Önder Apo demokratik modernite zihniyetini geliştirerek bireyciliğin temellerini ortadan kaldırmıştır
İlk günden beri bireysellik, bireysel özgürlük adı altında bireycilik, parti ve mücadele saflarımıza sızmaya ve etkili olmaya çalışmıştır. Bu durum bugün de varlığını sürdürmektedir. PKK bir nevi bireyciliğe karşı verdiği ideolojik örgütsel mücadeleyle var olmuş ve biçim almıştır. Önder Apo’nun bu yönlü çabaları ve bunun için geliştirdiği sayısız çözümlemeler bilinmektedir. Hiç kimsenin yapmadığı kadar Önder Apo birey üzerinde durmuş, kişilik çözümlemeleri geliştirerek bireyi egemen zihniyetlerin etkisinden kurtarmaya ve bununla parti ve devrimin ideolojik çizgiden çıkmasını önlemeye çalışmıştır. Önder Apo henüz demokratik modernite olarak biçimlenen düşünce sistemini geliştirmeden önce de yaptığı kapsamlı kişilik çözümlemeleriyle çok önemli sonuçlar almış, gelişmeler kaydetmiştir. PKK, hiç kimsenin umut görmediği, harekete geçmesini beklemediği Kürt halkını ayağa kaldırmayı ve yeniden diriltmeyi başarmıştır. Hem de bunu en zor koşullarda yapmıştır. Bunun temelinde bireyciliğe karşı verilen ideolojik örgütsel mücadele vardır. Eğer parti içerisinde böylesine keskin ve yoğun bir ideolojik örgütsel mücadele verilmeseydi, Kürt toplumu gibi iliklerine kadar sömürge durumuna gelmiş, kendisi olmaktan çıkarılmış bir halkı ayağa kaldırmak ve özgürlüğü için mücadele etmesini sağlamak kesinlikle mümkün olmazdı.
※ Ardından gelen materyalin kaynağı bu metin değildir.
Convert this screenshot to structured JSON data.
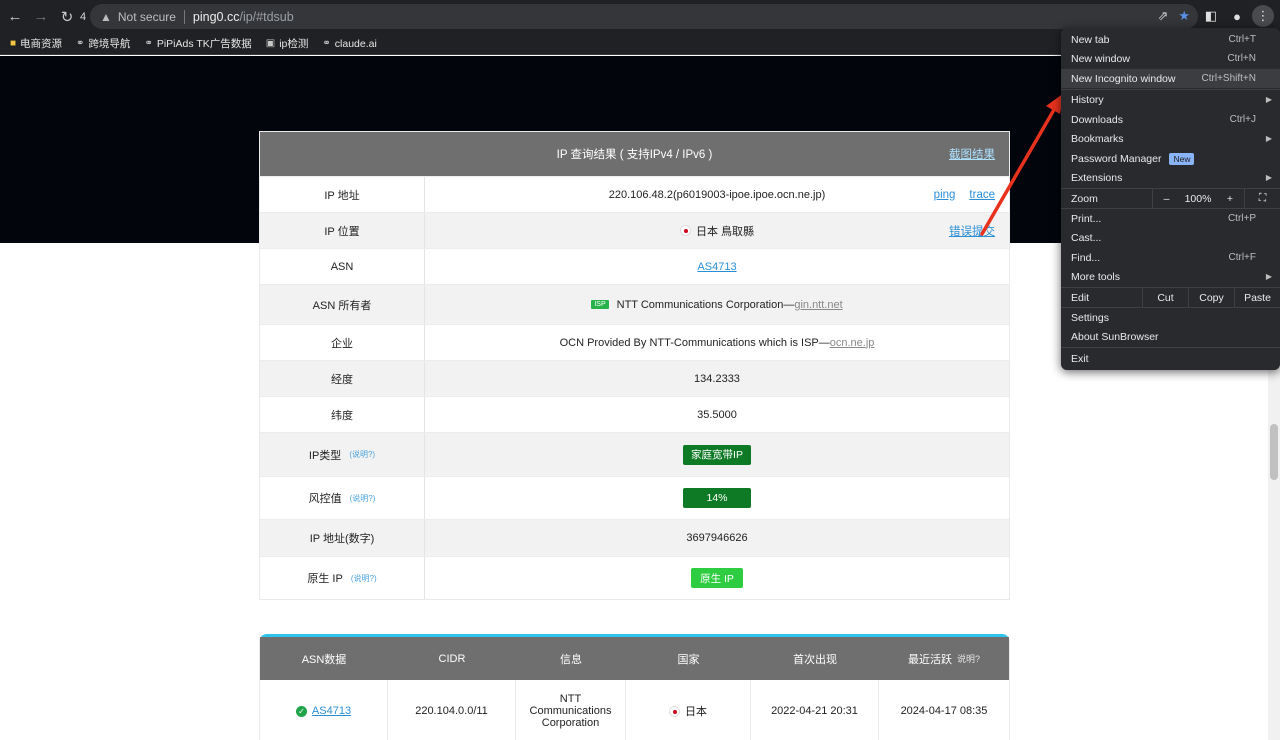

Önder Apo Kürt halkına dayatılan derin sömürü ve soykırıma karşı sosyalizmin özgürlük ve kurtuluş fikrini edinerek ve buna dayanarak mücadeleyi mücadeleyi başlatmıştır. Fakat diğer ulusal kurtuluş ve sosyalist hareketlerde olduğu gibi Önder Apo’da devletçi uygarlığın gelenek ve araçlarına sarılma, onlara dayanarak sonuç alma yaklaşımı gelişmemiştir. PKK başlangıçta devlet paradigmasını aşan bir kurtuluş fikrini geliştirmemiş olsa da Önder Apo ağırlıklı olarak kendi tarzını geliştirerek birey ve toplumun özgürlük sorununu anlamaya ve bunu çözüme kavuşturmaya çalışmıştır. Özgürlüğe olan derin inanç ve bağlılıktan dolayı Önder Apo kolaycı yöntemlere başvurmamıştır. Hep bunun dışında kalarak, kendine ait yöntemler geliştirerek özgürlük sorununu çözmeye çalışmıştır. Zaten soykırımcı sömürgeci zihniyetin derin etkisi altında olan Kürt bireyini ve toplumunu verili araçlarla ve alışıla gelen tarzlarla etkilemek, söz konusu etkiden çıkarmak ve harekete geçirmek mümkün olamazdı. Bu durum, Önder Apo’nun kişilik çözümlemeleri ve toplumsal bilincin ne olduğu ve nasıl gelişeceği üzerinde durmasına ve bunda derinleşmesine yol açmıştır. Çünkü soykırımcı sömürgecilik Kürt toplumunda ve bireyinde toplumsal bilinci yok etmiş, tümüyle bireyciliği hakim hale getirmiştir. Tabi bunu söylerken Kürt toplumunda toplumsallığın tümüyle bitirildiği sonucu çıkarılmamalıdır. Kürt toplumunda güçlü bir toplumsal gelenek ve yaşam vardı. Fakat soykırımcı sömürgecilik toplumsallığı bilinçte parçalamıştı. Kürt halkına tümüyle kendi olmaktan çıkmayı dayatmış ve bunda önemli bir mesafe almıştı. Kendisi olmaktan çıkan bir toplumun gittiği ve varacağı yer bireycilik ve bireyci yaşamdır. Kürt halkına dayatılan bu olmuştur. Kürt toplumunun ve bireyinin yaşadığı bu durumdan dolayı Önder Apo Parti içerisinde ideolojik örgütsel mücadelenin gelişmesine çok önem vermiştir. Bu mücadeleyi en öncelikli çalışma olarak ele almıştır. Partisel gelişme ve PKK’nin yol açtığı gelişmeler bu mücadelenin sonucunda olmuştur. Parti, örgüt, mücadele ve özgülük sorunları hep bu mücadelenin geliştirilmesi ve derinleştirilmesiyle olmuştur. Eğer bu mücadelenin dayandığı özü ortaya koyarsak, bu, kesinlikle bireyciliğe karşı toplumsallığın geliştirilmesini ifade etmektedir.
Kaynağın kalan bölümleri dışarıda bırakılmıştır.